More recently, Republican Congreesman Paul Ryan, chairman of the US House Budget Committee and former vice presidential candidate, has argued that the safety net is becoming “a hammock that lulls able-bodied people to lives of dependency and complacency”. To wit, his budget proposals entail significant cuts to the SNAP program.

The deep irony is that both Reagan and Ryan are the descendants of Irish immigrants who likely fled their homeland because of brutal Malthusian-inspired policies which used hunger as a tool for change. 

Let us be clear on cause and effect. Struggling Americans fall back on SNAP because of low wages, under- and unemployment, and not the other way around. These benefits are critical for helping people get back on their feet.  Especially for children, who make up 50 percent of beneficiaries, supplemental nutrition is critical for continued development and education. As such, SNAP is not just a safety net onto which any of us might have to fall back on in a turbulent economy, it is a program that helps protect the nation’s most vulnerable children.

With the SNAP program currently being debated in Congress as part of the reauthorisation process for the 2012 farm bill, Republicans have strategically chosen to downplay their belief that some people (read non-Republicans and racial minorities) must be compelled to work by hunger. Rather, they have opted to frame this as necessary budget trimming.  Never mind the fact that the farm bill also includes massive subsidies for ecologically unstable agricultural practices and that these benefits disproportionately accrue to the wealthiest farmers.

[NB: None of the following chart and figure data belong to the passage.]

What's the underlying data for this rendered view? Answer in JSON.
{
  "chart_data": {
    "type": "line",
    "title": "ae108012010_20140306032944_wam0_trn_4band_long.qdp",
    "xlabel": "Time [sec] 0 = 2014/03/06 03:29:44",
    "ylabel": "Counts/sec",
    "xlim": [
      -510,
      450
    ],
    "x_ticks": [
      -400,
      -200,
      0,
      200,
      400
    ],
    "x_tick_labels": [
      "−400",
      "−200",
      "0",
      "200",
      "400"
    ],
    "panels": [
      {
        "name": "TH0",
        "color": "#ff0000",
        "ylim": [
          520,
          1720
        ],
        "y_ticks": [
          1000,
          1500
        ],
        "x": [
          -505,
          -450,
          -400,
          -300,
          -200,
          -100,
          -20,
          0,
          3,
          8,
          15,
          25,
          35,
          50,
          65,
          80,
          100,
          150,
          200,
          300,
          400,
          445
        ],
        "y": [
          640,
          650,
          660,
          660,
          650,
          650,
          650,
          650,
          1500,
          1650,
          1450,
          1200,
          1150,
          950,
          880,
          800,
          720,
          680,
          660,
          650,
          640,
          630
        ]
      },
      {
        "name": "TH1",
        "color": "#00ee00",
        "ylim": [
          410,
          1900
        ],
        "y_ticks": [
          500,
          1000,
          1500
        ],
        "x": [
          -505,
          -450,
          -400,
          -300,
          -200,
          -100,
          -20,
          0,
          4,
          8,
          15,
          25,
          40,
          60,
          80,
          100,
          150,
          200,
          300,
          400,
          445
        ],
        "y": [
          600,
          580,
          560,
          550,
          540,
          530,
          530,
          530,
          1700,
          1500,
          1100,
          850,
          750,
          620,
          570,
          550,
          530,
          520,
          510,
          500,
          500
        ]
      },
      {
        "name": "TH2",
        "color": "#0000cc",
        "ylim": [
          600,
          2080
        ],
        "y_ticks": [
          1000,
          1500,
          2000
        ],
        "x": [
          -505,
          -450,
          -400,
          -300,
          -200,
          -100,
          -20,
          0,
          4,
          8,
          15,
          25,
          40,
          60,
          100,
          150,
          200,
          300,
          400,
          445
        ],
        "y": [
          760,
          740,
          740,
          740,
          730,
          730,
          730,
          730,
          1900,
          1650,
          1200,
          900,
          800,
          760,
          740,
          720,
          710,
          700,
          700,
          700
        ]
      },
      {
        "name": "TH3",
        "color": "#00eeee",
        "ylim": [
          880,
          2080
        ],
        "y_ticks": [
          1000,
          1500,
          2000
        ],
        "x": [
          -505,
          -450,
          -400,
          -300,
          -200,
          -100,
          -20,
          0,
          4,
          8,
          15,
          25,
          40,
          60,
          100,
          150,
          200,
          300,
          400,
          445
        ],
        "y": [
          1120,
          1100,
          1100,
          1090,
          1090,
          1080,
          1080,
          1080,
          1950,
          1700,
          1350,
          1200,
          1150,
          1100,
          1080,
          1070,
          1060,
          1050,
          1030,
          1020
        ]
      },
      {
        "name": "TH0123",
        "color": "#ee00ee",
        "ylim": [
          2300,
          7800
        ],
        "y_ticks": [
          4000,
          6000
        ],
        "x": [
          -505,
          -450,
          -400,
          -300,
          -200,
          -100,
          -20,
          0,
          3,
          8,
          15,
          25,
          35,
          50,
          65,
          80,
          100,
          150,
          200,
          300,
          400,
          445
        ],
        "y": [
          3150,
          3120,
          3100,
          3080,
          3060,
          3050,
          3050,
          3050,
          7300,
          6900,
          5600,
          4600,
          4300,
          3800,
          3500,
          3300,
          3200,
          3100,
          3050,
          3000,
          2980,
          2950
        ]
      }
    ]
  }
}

Subjecting people to hunger during periods of under- and unemployment is based on a centuries’ old argument that the poor and people of colour are somehow different and must be compelled to work. The fact that these beliefs continue to be articulated in the US’ political sphere is a disgrace. It is the agricultural side of the farm bill that must be reformed, and not the vital safety net known as SNAP.

William G. Moseley is Professor and Chair of Geography at Macalester College in Saint Paul, Minnesota, USA.  His latest book is An Introduction to Human-Environment Geography: Local Dynamics and Global Processes.